Successful strategies for dealing with animal rights activists

Meetingsnet.com recently published
an excellent article on the American Association for Animal Laboratory Science‘s (AAALS) strategies for dealing with animal rights activists
who showed up at its national meeting last November.

After being tipped off by
Americans for Medical Progress that the AAALS meeting was being targeted
for protest by animal rights activists, AAALS executive director Michael
Sondag put together a three-prong approach that succeeded in minimizing
confrontation with the activists.

First, he involved local,
state and federal law enforcement agencies in the planning and security
arrangements of the conference. When 140 or so animal rights activists
showed up to protest, AALAS was prepared with over 200 police officers
to keep things under control.

Second, Sondag and the AALAS
gave conference participants a tip sheet with advice to travel in groups
and completely ignore the animal rights activists.
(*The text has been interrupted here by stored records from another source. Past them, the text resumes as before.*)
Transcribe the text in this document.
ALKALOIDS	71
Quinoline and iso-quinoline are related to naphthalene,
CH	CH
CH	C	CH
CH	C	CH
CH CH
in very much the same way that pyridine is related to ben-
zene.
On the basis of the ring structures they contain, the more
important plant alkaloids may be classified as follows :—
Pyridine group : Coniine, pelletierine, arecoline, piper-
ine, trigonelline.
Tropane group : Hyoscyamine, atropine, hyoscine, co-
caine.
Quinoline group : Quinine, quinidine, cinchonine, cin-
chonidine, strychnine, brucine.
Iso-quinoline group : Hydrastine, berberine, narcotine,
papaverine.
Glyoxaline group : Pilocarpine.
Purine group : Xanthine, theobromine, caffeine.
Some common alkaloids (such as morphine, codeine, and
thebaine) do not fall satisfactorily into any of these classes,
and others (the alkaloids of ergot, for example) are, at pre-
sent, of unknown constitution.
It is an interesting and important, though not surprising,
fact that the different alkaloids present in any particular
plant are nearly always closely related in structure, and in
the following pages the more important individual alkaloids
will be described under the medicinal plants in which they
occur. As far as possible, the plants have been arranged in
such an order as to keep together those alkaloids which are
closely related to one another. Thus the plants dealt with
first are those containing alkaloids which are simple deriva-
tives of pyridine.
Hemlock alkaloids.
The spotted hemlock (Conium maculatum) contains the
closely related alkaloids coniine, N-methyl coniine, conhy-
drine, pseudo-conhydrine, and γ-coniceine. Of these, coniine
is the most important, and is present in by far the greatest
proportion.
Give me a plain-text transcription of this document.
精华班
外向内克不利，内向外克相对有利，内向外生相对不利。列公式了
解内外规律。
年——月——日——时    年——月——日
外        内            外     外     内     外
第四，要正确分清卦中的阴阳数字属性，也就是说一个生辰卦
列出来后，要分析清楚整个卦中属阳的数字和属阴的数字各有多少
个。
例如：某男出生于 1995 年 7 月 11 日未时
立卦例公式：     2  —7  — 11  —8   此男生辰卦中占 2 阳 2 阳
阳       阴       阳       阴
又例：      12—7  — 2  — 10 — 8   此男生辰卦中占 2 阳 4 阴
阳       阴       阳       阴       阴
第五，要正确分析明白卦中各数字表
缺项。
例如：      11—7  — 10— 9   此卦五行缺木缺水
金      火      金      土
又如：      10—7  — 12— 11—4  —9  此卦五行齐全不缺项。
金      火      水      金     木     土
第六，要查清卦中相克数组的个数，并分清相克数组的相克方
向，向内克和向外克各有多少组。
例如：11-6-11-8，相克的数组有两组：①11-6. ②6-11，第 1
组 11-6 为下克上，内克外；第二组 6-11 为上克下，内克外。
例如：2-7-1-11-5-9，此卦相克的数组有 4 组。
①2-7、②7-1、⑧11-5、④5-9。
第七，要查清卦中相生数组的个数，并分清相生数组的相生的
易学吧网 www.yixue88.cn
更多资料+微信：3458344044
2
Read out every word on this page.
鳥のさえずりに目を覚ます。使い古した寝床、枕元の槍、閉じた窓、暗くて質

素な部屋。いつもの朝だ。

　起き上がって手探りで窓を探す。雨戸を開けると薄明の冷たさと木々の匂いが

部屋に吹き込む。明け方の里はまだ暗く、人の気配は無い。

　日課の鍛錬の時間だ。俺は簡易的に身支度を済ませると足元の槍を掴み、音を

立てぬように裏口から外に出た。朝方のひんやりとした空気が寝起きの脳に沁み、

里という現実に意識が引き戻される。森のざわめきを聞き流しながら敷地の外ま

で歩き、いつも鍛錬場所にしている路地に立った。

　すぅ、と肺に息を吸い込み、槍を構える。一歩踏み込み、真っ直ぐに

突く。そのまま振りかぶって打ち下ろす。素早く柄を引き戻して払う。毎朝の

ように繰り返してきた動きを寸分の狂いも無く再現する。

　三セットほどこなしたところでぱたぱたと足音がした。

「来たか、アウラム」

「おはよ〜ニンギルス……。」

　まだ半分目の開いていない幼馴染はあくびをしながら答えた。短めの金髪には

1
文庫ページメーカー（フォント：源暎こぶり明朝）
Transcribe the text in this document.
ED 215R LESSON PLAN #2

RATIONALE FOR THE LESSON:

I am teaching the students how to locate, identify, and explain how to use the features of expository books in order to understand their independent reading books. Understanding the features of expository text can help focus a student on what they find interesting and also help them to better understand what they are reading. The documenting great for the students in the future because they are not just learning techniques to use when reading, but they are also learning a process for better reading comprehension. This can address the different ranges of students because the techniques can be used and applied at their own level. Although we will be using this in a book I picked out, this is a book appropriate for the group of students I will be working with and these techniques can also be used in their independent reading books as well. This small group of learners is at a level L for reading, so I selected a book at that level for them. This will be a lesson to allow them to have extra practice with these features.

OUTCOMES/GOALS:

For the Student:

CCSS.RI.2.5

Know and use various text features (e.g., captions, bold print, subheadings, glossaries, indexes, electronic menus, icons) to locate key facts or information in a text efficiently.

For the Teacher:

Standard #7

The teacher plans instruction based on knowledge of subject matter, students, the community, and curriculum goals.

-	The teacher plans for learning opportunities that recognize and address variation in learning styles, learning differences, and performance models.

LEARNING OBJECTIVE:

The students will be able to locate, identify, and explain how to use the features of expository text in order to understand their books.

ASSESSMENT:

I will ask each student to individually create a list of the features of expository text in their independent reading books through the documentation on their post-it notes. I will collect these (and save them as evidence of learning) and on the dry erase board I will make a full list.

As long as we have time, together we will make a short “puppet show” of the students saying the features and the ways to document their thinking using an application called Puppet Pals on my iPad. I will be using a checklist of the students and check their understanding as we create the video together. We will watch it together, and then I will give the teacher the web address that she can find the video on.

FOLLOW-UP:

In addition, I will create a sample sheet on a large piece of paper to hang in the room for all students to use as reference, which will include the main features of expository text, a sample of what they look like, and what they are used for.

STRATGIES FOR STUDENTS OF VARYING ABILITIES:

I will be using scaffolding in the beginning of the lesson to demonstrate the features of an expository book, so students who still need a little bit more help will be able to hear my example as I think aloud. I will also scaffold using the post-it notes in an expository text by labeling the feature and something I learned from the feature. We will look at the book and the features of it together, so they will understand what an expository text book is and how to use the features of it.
Specifically, Sondag
advised participants that this conference wasn’t the time or place
to debate with the animal rights activists.

“The bottom line is,
you’re never going to win that battle,” Sondag said. “All
it’s going to do is turn into a confrontation with pushing and shoving
and someone will get hurt, or sued, or end up in jail.”

Sondag made a couple interesting
observation about the protests at the conference. First, most of those
who showed up to protest the conference weren’t all that interested
in convincing through persuasion. “Ninety percent of what [the protesters
said] had nothing to do with animal rights. They said filthy stuff, made
remarks about people’s anatomy.”

Second, many of the protesters
apparently weren’t animal rights activists but paid protesters. Sondag
said he found classified ads in the local newspaper offering to pay people
$5/day to protest the AALAS.

In a very sad commentary,
however, part of Sondag’s advice included not discussing the science
of animal experiments with the media. “Forget science,” he told
representatives who talked to the media on behalf of the AALAS. “Most
Americans have the equivalent of an eight-grade science education. Speak
plainly.”

This is a strategy destined
to backfire. One of the reasons animal rights activists get some support
from otherwise sensible people is precisely because what goes on in a
scientific laboratory is largely a mystery to most Americans. By refusing
to talk about the science, people will only see labs as even more removed
and remote from their lives and become more likely to take the claims
of animal rights activists at face value.